L’alliance du Fidesz avec le ÖVP et la CSU/CDU était en place et Manfred Weber, leader CSU du PPE au Parlement européen en était l’ultime gardien. Elle est à l’origine du bouclier protecteur dont Viktor Orban bénéficia au sein du PPE depuis son retour au pouvoir en 2010.

La droite austro-allemande n’était pas la seule en cause. La Commission Barroso elle-même fit preuve de laxisme alors que les entorses à la liberté des médias ou à la séparation des pouvoirs étaient flagrantes dès 2010-2011. Il est vrai que la commissaire européenne alors chargée de faire quelques remontrances polies à Orban n’était autre que Nelly Kroes qui, comme nous l’avons appris grâce aux « Panama Leaks », n’était pas d’une rigueur absolue sur les questions de droit et de déontologie[2]. Contraste saisissant avec son compatriote Timmermans qui abandonna laxisme et précautions oratoires face à la Pologne et la Hongrie au sein de la Commission sortant.  Les deux pays sont désormais confrontés à une procédure selon l’article 7 où le processus est plus important que l’improbable sanction elle-même. D’autant que Orban et Kaczynski ont bien insisté sur le fait que la présidente de la Commission, Ursula von der Leyen, a été élue de justesse grâce à leur soutien... Une façon de rappeler qu’elle leur serait redevable.

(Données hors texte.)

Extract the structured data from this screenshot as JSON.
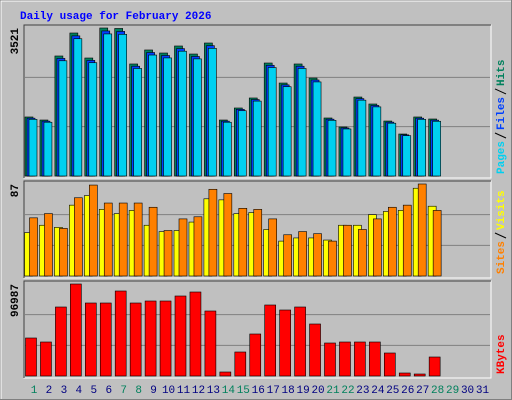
{
  "chart_data": [
    {
      "type": "bar",
      "title": "Daily usage for February 2026",
      "ylim": [
        0,
        3521
      ],
      "yticks": [
        3521
      ],
      "series": [
        {
          "name": "Hits",
          "color": "#00805c",
          "values": [
            1404,
            1332,
            2855,
            3402,
            2807,
            3521,
            3510,
            2665,
            2998,
            2926,
            3093,
            2902,
            3164,
            1332,
            1618,
            1856,
            2688,
            2212,
            2665,
            2331,
            1380,
            1166,
            1879,
            1713,
            1308,
            999,
            1404,
            1356,
            null,
            null,
            null
          ]
        },
        {
          "name": "Files",
          "color": "#0040ff",
          "values": [
            1376,
            1305,
            2798,
            3334,
            2751,
            3451,
            3440,
            2612,
            2938,
            2867,
            3031,
            2844,
            3101,
            1305,
            1586,
            1819,
            2634,
            2168,
            2612,
            2284,
            1352,
            1143,
            1841,
            1679,
            1282,
            979,
            1376,
            1329,
            null,
            null,
            null
          ]
        },
        {
          "name": "Pages",
          "color": "#00d0f0",
          "values": [
            1348,
            1279,
            2741,
            3266,
            2695,
            3380,
            3370,
            2558,
            2878,
            2809,
            2969,
            2786,
            3037,
            1279,
            1553,
            1782,
            2580,
            2124,
            2558,
            2238,
            1325,
            1119,
            1804,
            1644,
            1256,
            959,
            1348,
            1302,
            null,
            null,
            null
          ]
        }
      ]
    },
    {
      "type": "bar",
      "ylim": [
        0,
        87
      ],
      "yticks": [
        87
      ],
      "series": [
        {
          "name": "Visits",
          "color": "#ffff00",
          "values": [
            41,
            48,
            46,
            67,
            76,
            63,
            59,
            62,
            48,
            42,
            43,
            51,
            73,
            72,
            59,
            60,
            44,
            33,
            36,
            36,
            34,
            48,
            48,
            58,
            61,
            62,
            83,
            66,
            null,
            null,
            null
          ]
        },
        {
          "name": "Sites",
          "color": "#ff8000",
          "values": [
            55,
            59,
            45,
            74,
            86,
            69,
            69,
            69,
            65,
            43,
            54,
            56,
            82,
            78,
            64,
            63,
            54,
            39,
            42,
            40,
            33,
            48,
            44,
            54,
            65,
            67,
            87,
            62,
            null,
            null,
            null
          ]
        }
      ]
    },
    {
      "type": "bar",
      "ylim": [
        0,
        96987
      ],
      "yticks": [
        96987
      ],
      "series": [
        {
          "name": "KBytes",
          "color": "#ff0000",
          "values": [
            40060,
            35843,
            72740,
            96987,
            76957,
            76957,
            89608,
            76957,
            79066,
            79066,
            84337,
            88553,
            68523,
            4217,
            25301,
            44277,
            74848,
            69577,
            72740,
            54819,
            34789,
            35843,
            35843,
            35843,
            24247,
            3163,
            2108,
            20030,
            null,
            null,
            null
          ]
        }
      ],
      "categories": [
        "1",
        "2",
        "3",
        "4",
        "5",
        "6",
        "7",
        "8",
        "9",
        "10",
        "11",
        "12",
        "13",
        "14",
        "15",
        "16",
        "17",
        "18",
        "19",
        "20",
        "21",
        "22",
        "23",
        "24",
        "25",
        "26",
        "27",
        "28",
        "29",
        "30",
        "31"
      ],
      "category_colors": [
        "#00805c",
        "#000080",
        "#000080",
        "#000080",
        "#000080",
        "#000080",
        "#00805c",
        "#00805c",
        "#000080",
        "#000080",
        "#000080",
        "#000080",
        "#000080",
        "#00805c",
        "#00805c",
        "#000080",
        "#000080",
        "#000080",
        "#000080",
        "#000080",
        "#00805c",
        "#00805c",
        "#000080",
        "#000080",
        "#000080",
        "#000080",
        "#000080",
        "#00805c",
        "#00805c",
        "#000080",
        "#000080"
      ]
    }
  ]
}
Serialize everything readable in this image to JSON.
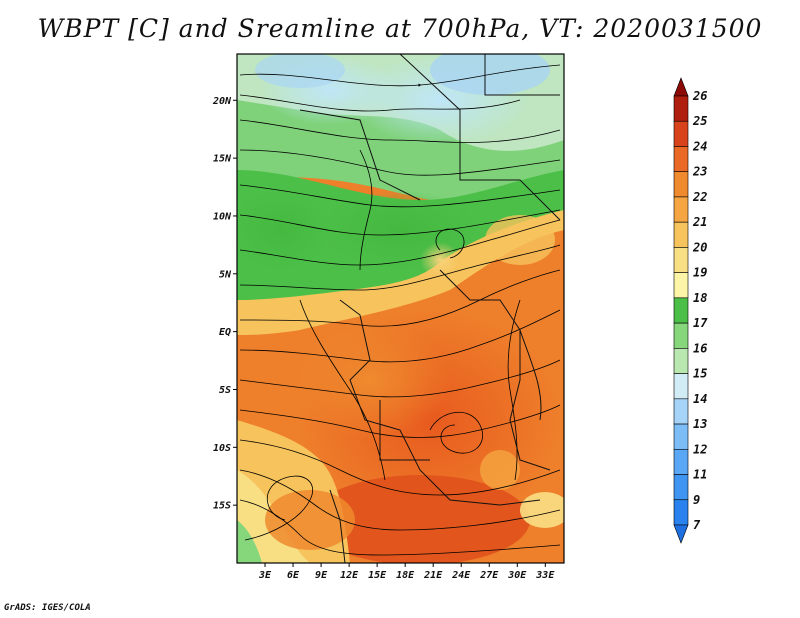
{
  "title": "WBPT [C] and Sreamline at 700hPa, VT: 2020031500",
  "credit": "GrADS: IGES/COLA",
  "lat_labels": [
    "20N",
    "15N",
    "10N",
    "5N",
    "EQ",
    "5S",
    "10S",
    "15S"
  ],
  "lat_values": [
    20,
    15,
    10,
    5,
    0,
    -5,
    -10,
    -15
  ],
  "lon_labels": [
    "3E",
    "6E",
    "9E",
    "12E",
    "15E",
    "18E",
    "21E",
    "24E",
    "27E",
    "30E",
    "33E"
  ],
  "lon_values": [
    3,
    6,
    9,
    12,
    15,
    18,
    21,
    24,
    27,
    30,
    33
  ],
  "map_extent": {
    "lon_min": 0,
    "lon_max": 35,
    "lat_min": -20,
    "lat_max": 24
  },
  "colorbar": {
    "labels": [
      "7",
      "9",
      "11",
      "12",
      "13",
      "14",
      "15",
      "16",
      "17",
      "18",
      "19",
      "20",
      "21",
      "22",
      "23",
      "24",
      "25",
      "26"
    ],
    "colors": [
      "#1e6fe0",
      "#2a82ee",
      "#3f95f2",
      "#5aa7f5",
      "#7cbcf7",
      "#a6d3f8",
      "#d2ecf6",
      "#b8e8b0",
      "#86d67c",
      "#4cbf48",
      "#fcf5a8",
      "#f9df84",
      "#f6c35c",
      "#f5a541",
      "#f08a2f",
      "#ea6a25",
      "#d9431b",
      "#b01e0d",
      "#8c0b06"
    ]
  }
}
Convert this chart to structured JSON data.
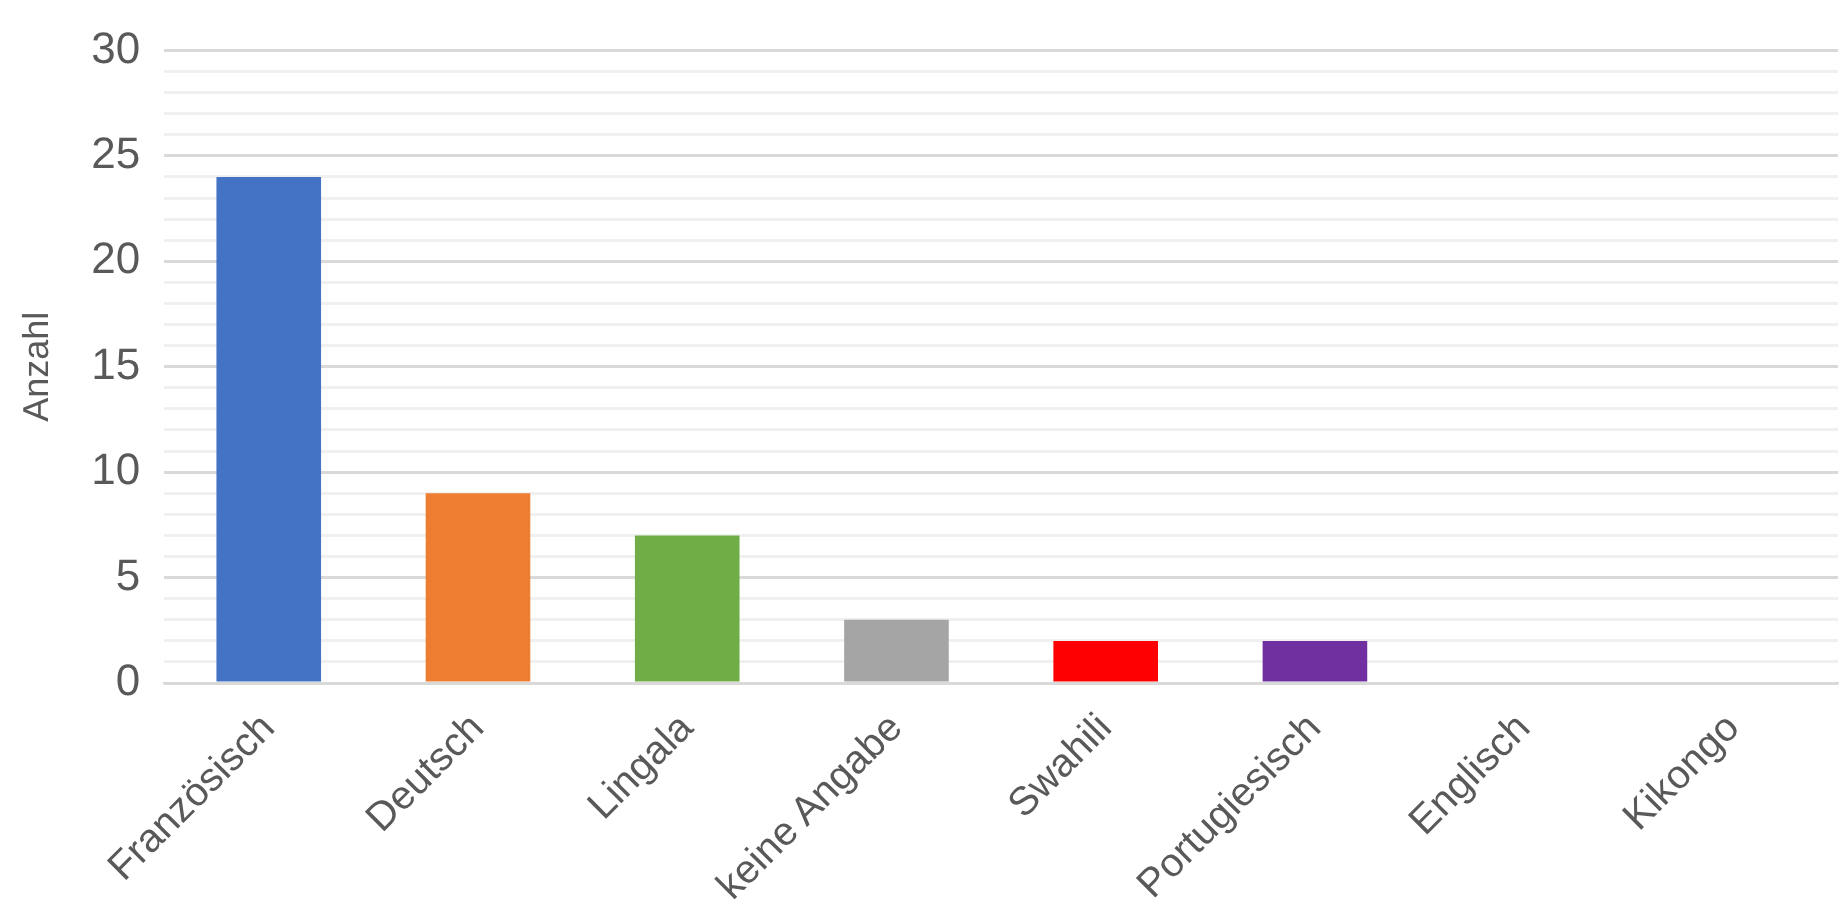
{
  "chart_data": {
    "type": "bar",
    "ylabel": "Anzahl",
    "categories": [
      "Französisch",
      "Deutsch",
      "Lingala",
      "keine Angabe",
      "Swahili",
      "Portugiesisch",
      "Englisch",
      "Kikongo"
    ],
    "values": [
      24,
      9,
      7,
      3,
      2,
      2,
      0,
      0
    ],
    "colors": [
      "#4472c4",
      "#ed7d31",
      "#70ad47",
      "#a5a5a5",
      "#ff0000",
      "#7030a0",
      "#4472c4",
      "#4472c4"
    ],
    "ylim": [
      0,
      30
    ],
    "yticks": [
      0,
      {
        "value": 1,
        "label": null
      },
      {
        "value": 2,
        "label": null
      },
      {
        "value": 3,
        "label": null
      },
      {
        "value": 4,
        "label": null
      },
      5,
      {
        "value": 6,
        "label": null
      },
      {
        "value": 7,
        "label": null
      },
      {
        "value": 8,
        "label": null
      },
      {
        "value": 9,
        "label": null
      },
      10,
      {
        "value": 11,
        "label": null
      },
      {
        "value": 12,
        "label": null
      },
      {
        "value": 13,
        "label": null
      },
      {
        "value": 14,
        "label": null
      },
      15,
      {
        "value": 16,
        "label": null
      },
      {
        "value": 17,
        "label": null
      },
      {
        "value": 18,
        "label": null
      },
      {
        "value": 19,
        "label": null
      },
      20,
      {
        "value": 21,
        "label": null
      },
      {
        "value": 22,
        "label": null
      },
      {
        "value": 23,
        "label": null
      },
      {
        "value": 24,
        "label": null
      },
      25,
      {
        "value": 26,
        "label": null
      },
      {
        "value": 27,
        "label": null
      },
      {
        "value": 28,
        "label": null
      },
      {
        "value": 29,
        "label": null
      },
      30
    ],
    "grid": "y",
    "legend": false
  }
}
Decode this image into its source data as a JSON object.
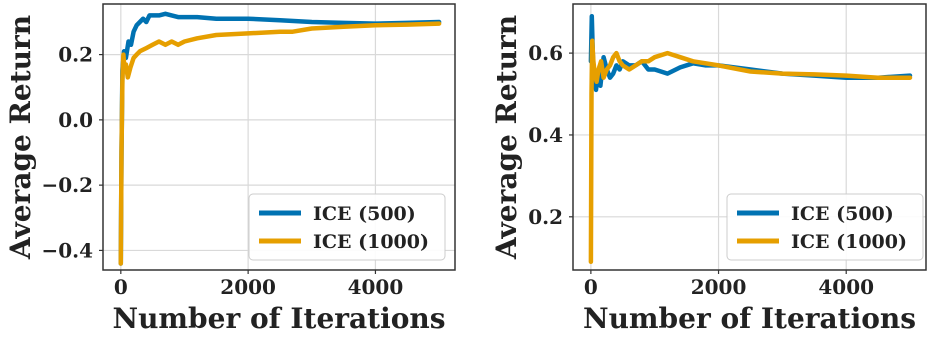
{
  "chart_data": [
    {
      "type": "line",
      "xlabel": "Number of Iterations",
      "ylabel": "Average Return",
      "xlim": [
        -280,
        5250
      ],
      "ylim": [
        -0.46,
        0.355
      ],
      "xticks": [
        0,
        2000,
        4000
      ],
      "xtick_labels": [
        "0",
        "2000",
        "4000"
      ],
      "yticks": [
        -0.4,
        -0.2,
        0.0,
        0.2
      ],
      "ytick_labels": [
        "−0.4",
        "−0.2",
        "0.0",
        "0.2"
      ],
      "grid": true,
      "legend_position": "lower-right",
      "series": [
        {
          "name": "ICE (500)",
          "color": "#0072B2",
          "x": [
            0,
            10,
            25,
            50,
            80,
            120,
            160,
            200,
            250,
            300,
            350,
            400,
            450,
            500,
            600,
            700,
            800,
            900,
            1000,
            1200,
            1500,
            2000,
            2500,
            3000,
            3500,
            4000,
            4500,
            5000
          ],
          "y": [
            -0.44,
            -0.1,
            0.15,
            0.21,
            0.19,
            0.24,
            0.23,
            0.27,
            0.29,
            0.3,
            0.31,
            0.3,
            0.32,
            0.32,
            0.32,
            0.325,
            0.32,
            0.315,
            0.315,
            0.315,
            0.31,
            0.31,
            0.305,
            0.3,
            0.297,
            0.295,
            0.297,
            0.3
          ]
        },
        {
          "name": "ICE (1000)",
          "color": "#E69F00",
          "x": [
            0,
            10,
            25,
            40,
            60,
            80,
            110,
            150,
            200,
            250,
            300,
            400,
            500,
            600,
            700,
            800,
            900,
            1000,
            1200,
            1500,
            2000,
            2500,
            2700,
            3000,
            3500,
            4000,
            4500,
            5000
          ],
          "y": [
            -0.44,
            -0.1,
            0.12,
            0.2,
            0.15,
            0.17,
            0.13,
            0.16,
            0.19,
            0.2,
            0.21,
            0.22,
            0.23,
            0.24,
            0.23,
            0.24,
            0.23,
            0.24,
            0.25,
            0.26,
            0.265,
            0.27,
            0.27,
            0.28,
            0.285,
            0.29,
            0.292,
            0.295
          ]
        }
      ]
    },
    {
      "type": "line",
      "xlabel": "Number of Iterations",
      "ylabel": "Average Return",
      "xlim": [
        -280,
        5250
      ],
      "ylim": [
        0.07,
        0.72
      ],
      "xticks": [
        0,
        2000,
        4000
      ],
      "xtick_labels": [
        "0",
        "2000",
        "4000"
      ],
      "yticks": [
        0.2,
        0.4,
        0.6
      ],
      "ytick_labels": [
        "0.2",
        "0.4",
        "0.6"
      ],
      "grid": true,
      "legend_position": "lower-right",
      "series": [
        {
          "name": "ICE (500)",
          "color": "#0072B2",
          "x": [
            0,
            15,
            30,
            50,
            80,
            110,
            150,
            200,
            250,
            300,
            350,
            400,
            450,
            500,
            600,
            700,
            800,
            900,
            1000,
            1200,
            1400,
            1600,
            1800,
            2000,
            2500,
            3000,
            3500,
            4000,
            4500,
            5000
          ],
          "y": [
            0.58,
            0.69,
            0.6,
            0.53,
            0.51,
            0.55,
            0.52,
            0.59,
            0.56,
            0.54,
            0.55,
            0.57,
            0.56,
            0.58,
            0.57,
            0.57,
            0.58,
            0.56,
            0.56,
            0.55,
            0.565,
            0.575,
            0.57,
            0.57,
            0.56,
            0.55,
            0.545,
            0.54,
            0.54,
            0.545
          ]
        },
        {
          "name": "ICE (1000)",
          "color": "#E69F00",
          "x": [
            0,
            10,
            20,
            40,
            60,
            90,
            120,
            160,
            200,
            250,
            300,
            350,
            400,
            450,
            500,
            600,
            700,
            800,
            900,
            1000,
            1200,
            1400,
            1600,
            2000,
            2500,
            3000,
            3500,
            4000,
            4500,
            5000
          ],
          "y": [
            0.09,
            0.5,
            0.63,
            0.58,
            0.55,
            0.53,
            0.56,
            0.58,
            0.54,
            0.56,
            0.57,
            0.59,
            0.6,
            0.58,
            0.57,
            0.56,
            0.57,
            0.58,
            0.58,
            0.59,
            0.6,
            0.59,
            0.58,
            0.57,
            0.555,
            0.55,
            0.548,
            0.545,
            0.54,
            0.54
          ]
        }
      ]
    }
  ]
}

Nouveau contexte, nouvelles alliances?

Cependant ce n’est pas seulement la réponse de la Commission qui a changé, c’est aussi le contexte au sein de la droite européenne à laquelle Viktor Orban lance son défi.  Le soutien apporté à Orban par le PiS polonais et le groupe de Visegrad est bien connu, surtout depuis la crise migratoire de 2015 et leur opposition commune à l’ouverture des frontières par Merkel et la politique de répartition des migrants par quotas de la Commission Junker. Mais c’est l’Italie et l’Autriche, les deux alliés privilégiés de la Hongrie avant-guerre, retrouvés au cours des dernières années, qui ont fourni à Orban de nouvelles options. D’abord le duo Orban-Salvini lança à la fin août 2018 l’idée une alliance des souverainistes anti-migration et d’installer au plan européen un duel avec les libéraux progressistes ayant Macron à leur tête. Le résultat aux européennes ne fut pas concluant.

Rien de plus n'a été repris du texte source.